Aos poucos, a lição secular do religioso italiano Luca Paccioli vai entrando na tua cabeça. É uma das tuas muitas dívidas pela vida afora, no balanço das partidas dobradas engendradas de passagem na matemática cabeça desse contemporâneo de Da Vinci.


Aos poucos também a simplicidade do contrato contábil vai se mostrando fértil, nos infinitos desdobramentos das partidas dobradas. Alguns desses desdobramentos, e não os menos importantes, tu só vai conhecer anos mais tarde, bem mais tarde do que a noite em que tu te formou e recebeu o canudo que te certificou técnico em contabilidade.

Mas, antes disso, tu vai passar por um marcante estorno nos lançamentos de tua própria vida: a desistência da opção profissional pela contabilidade. Tu decide cancelar teu registro profissional de técnico em contabilidade. Motivo: o sentimento de que ser guarda-livros te tornaria um ser fadado à insatisfação e, provavelmente, à infelicidade. Isso vem depois dos estudos de economia, algo que também passaria por semelhante estorno.

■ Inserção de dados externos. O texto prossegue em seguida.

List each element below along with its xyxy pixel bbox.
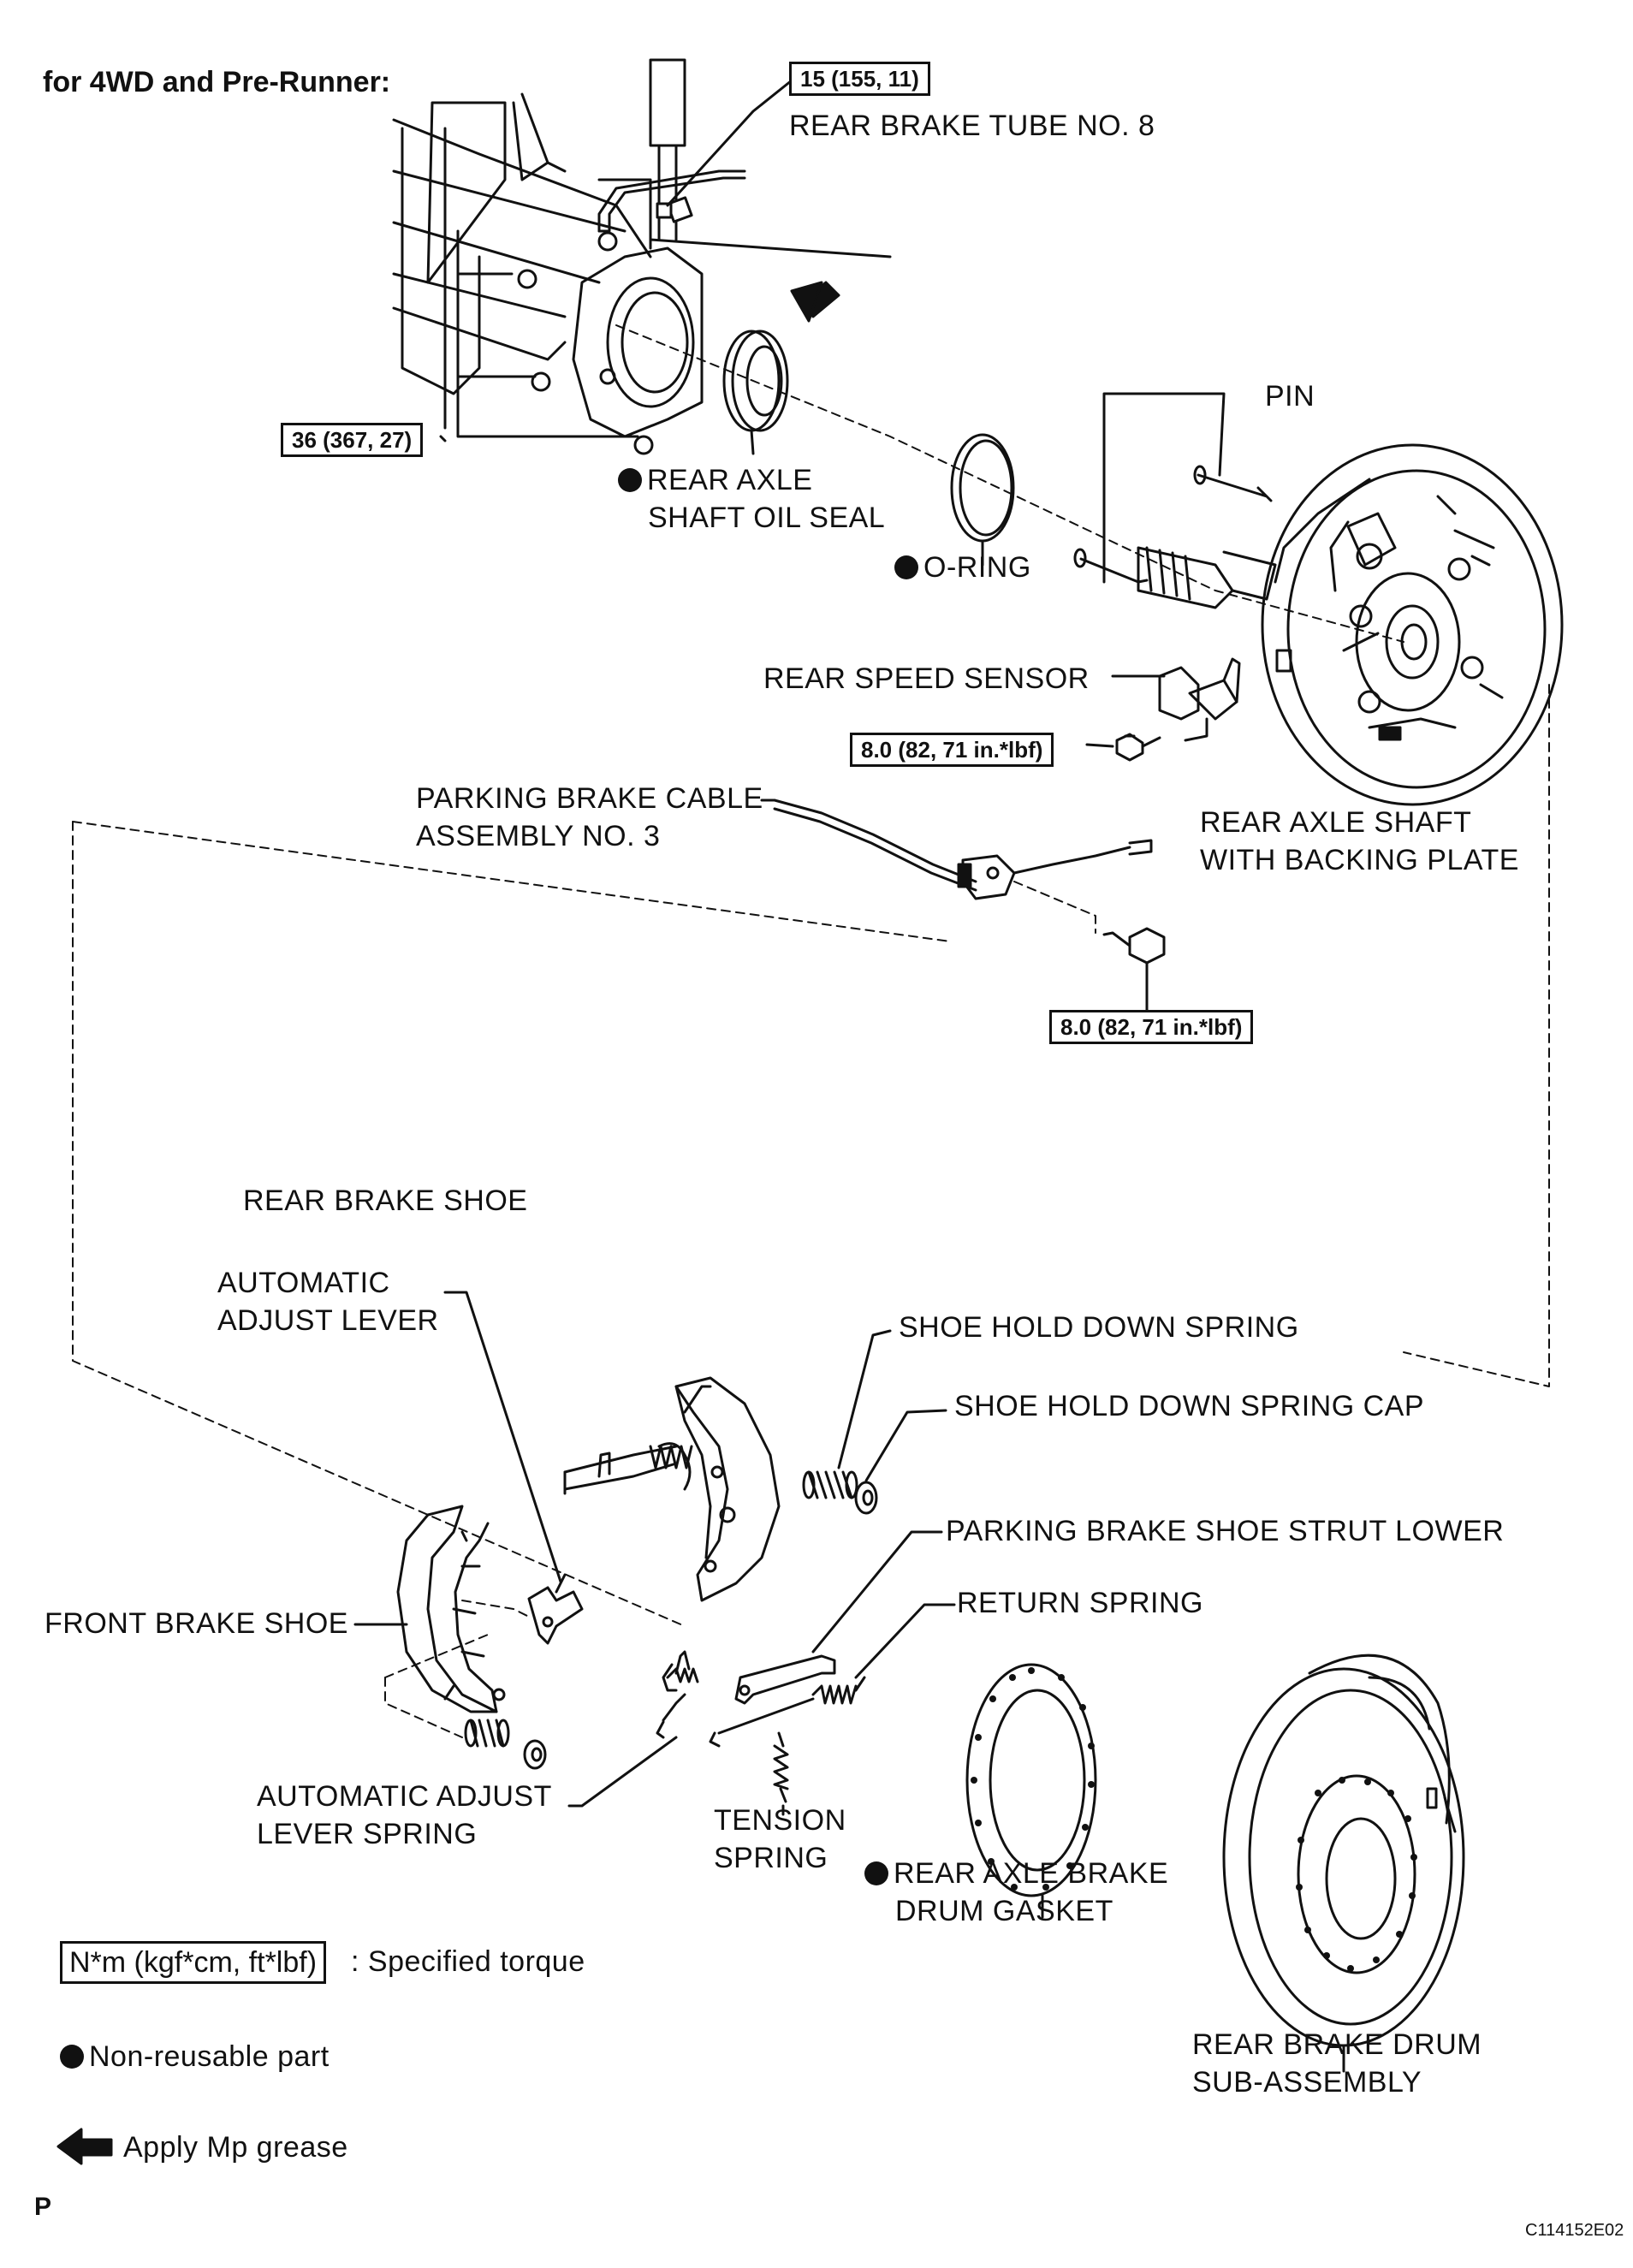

E te leva a outros campos de estudos: artes, cultura, linguagens. A vida segue em frente, e tu te convence que tomou a decisão certa. Afinal, tu não tem mesmo nada a ver com o guarda-livros, teu perfil não é o de um contador. De um cantador, talvez.

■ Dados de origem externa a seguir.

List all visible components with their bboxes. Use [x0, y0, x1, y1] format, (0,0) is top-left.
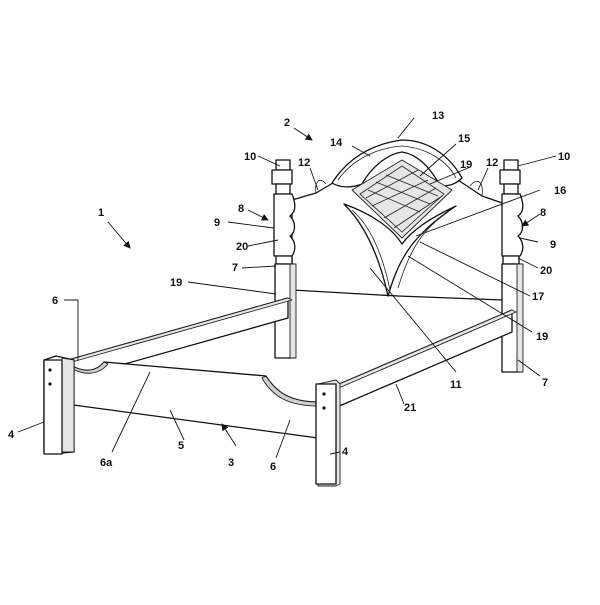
label-15: 15	[458, 133, 470, 145]
label-19-left: 19	[170, 277, 182, 289]
label-8-left: 8	[238, 203, 244, 215]
label-10-right: 10	[558, 151, 570, 163]
label-2: 2	[284, 117, 290, 129]
label-21: 21	[404, 402, 416, 414]
label-12-left: 12	[298, 157, 310, 169]
label-12-right: 12	[486, 157, 498, 169]
label-20-right: 20	[540, 265, 552, 277]
right-side-rail	[329, 309, 517, 411]
label-20-left: 20	[236, 241, 248, 253]
label-7-right: 7	[542, 377, 548, 389]
label-8-right: 8	[540, 207, 546, 219]
label-4-left: 4	[8, 429, 15, 441]
headboard	[291, 139, 506, 301]
label-19-right: 19	[536, 331, 548, 343]
leader-lines	[17, 117, 557, 459]
label-3: 3	[228, 457, 234, 469]
leaf-carving	[343, 203, 457, 297]
footboard	[65, 361, 319, 439]
label-9-left: 9	[214, 217, 220, 229]
left-foot-post	[43, 355, 75, 455]
label-10-left: 10	[244, 151, 256, 163]
label-9-right: 9	[550, 239, 556, 251]
label-6-left: 6	[52, 295, 58, 307]
label-17: 17	[532, 291, 544, 303]
label-16: 16	[554, 185, 566, 197]
left-head-post	[271, 159, 297, 359]
label-1: 1	[98, 207, 104, 219]
label-6-right: 6	[270, 461, 276, 473]
label-7-left: 7	[232, 262, 238, 274]
lattice-panel	[351, 159, 453, 239]
label-4-right: 4	[342, 446, 349, 458]
right-head-post	[499, 159, 524, 373]
label-13: 13	[432, 110, 444, 122]
label-6a: 6a	[100, 457, 113, 469]
label-19-top: 19	[460, 159, 472, 171]
label-14: 14	[330, 137, 343, 149]
right-foot-post	[315, 379, 341, 487]
reference-labels: 1 2 3 4 4 5 6 6 6a 7 7 8 8 9 9 10 10 11 …	[8, 110, 570, 473]
label-11: 11	[450, 379, 462, 391]
label-5: 5	[178, 440, 184, 452]
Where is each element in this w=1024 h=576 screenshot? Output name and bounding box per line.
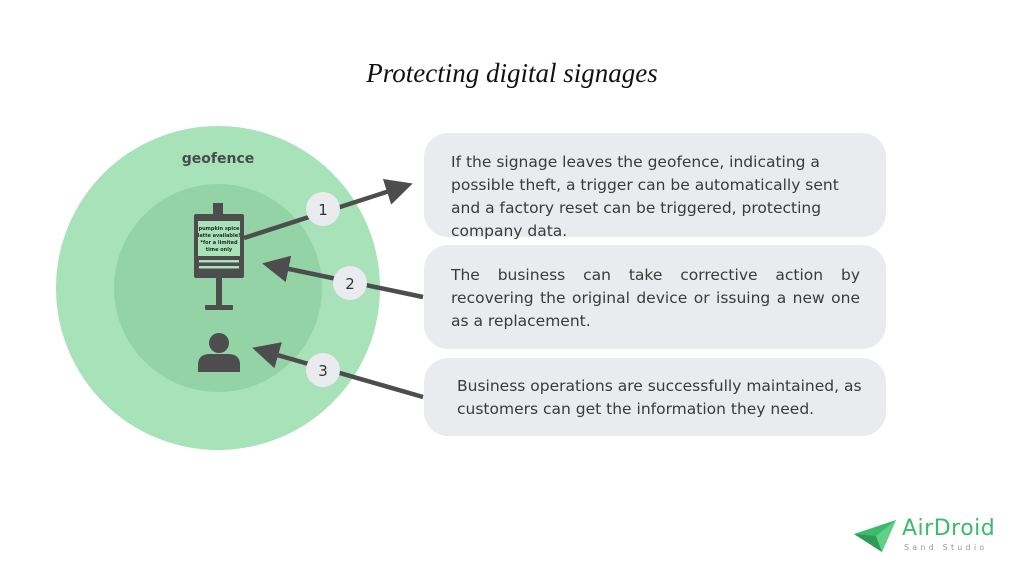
sign-text-line-2: latte available!	[198, 233, 241, 239]
step-badge-3: 3	[306, 353, 340, 387]
airdroid-logo-icon	[854, 520, 896, 552]
step-card-2: The business can take corrective action …	[424, 245, 886, 349]
step-badge-1: 1	[306, 192, 340, 226]
step-number-2: 2	[345, 275, 355, 293]
step-number-1: 1	[318, 201, 328, 219]
step-number-3: 3	[318, 362, 328, 380]
airdroid-logo: AirDroid Sand Studio	[852, 516, 1012, 556]
step-card-3: Business operations are successfully mai…	[424, 358, 886, 436]
page-title: Protecting digital signages	[366, 58, 658, 88]
geofence-label: geofence	[182, 151, 254, 167]
step-card-1: If the signage leaves the geofence, indi…	[424, 133, 886, 240]
sign-text-line-4: time only	[206, 247, 233, 253]
signage-icon: pumpkin spice latte available! *for a li…	[194, 203, 244, 310]
person-icon	[198, 333, 240, 372]
logo-wordmark: AirDroid	[902, 516, 996, 541]
step-badge-2: 2	[333, 266, 367, 300]
logo-tagline: Sand Studio	[904, 543, 988, 552]
sign-text-line-3: *for a limited	[200, 240, 238, 246]
arrow-3-icon	[252, 342, 424, 400]
sign-text-line-1: pumpkin spice	[199, 226, 241, 232]
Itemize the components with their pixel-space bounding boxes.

Ledo engano! Os livros continuam a te aguardar. O cantador não elide o contador. Cantabile, contabile, convivem em conexões mais amplas e complexas. Na divisa do horizonte das contas, a grande dívida da contabilidade divina: o pecado, eterno haver do Criador credor, a ser ressarcido em infinitas prestações pelos devedores, almas apenadas por inamortizáveis parcelas de contas, por todo o tempo de sua imortalidade. Não é disso que falam e ecoam os escritores e reescritores de conta e tempo? De uma imaginável autoria desconhecida a nomes declinados ao longo de três séculos consecutivos? Um frei do século 17, outro do século 18, e um médico do século 19? Partidas desdobradas num inex-fólio sem fim.



Não é tal e qual, ou quase, o que fazem com o meu texto, no saguão do Museu de Imagens e de Sombras? E se as palavras não se perdem, ou se alteram, é porque não há interrupção entre o texto desfeito e o que é reescrito imediatamente, no moto perpétuo verbal dos Sete Fluxos da Memória.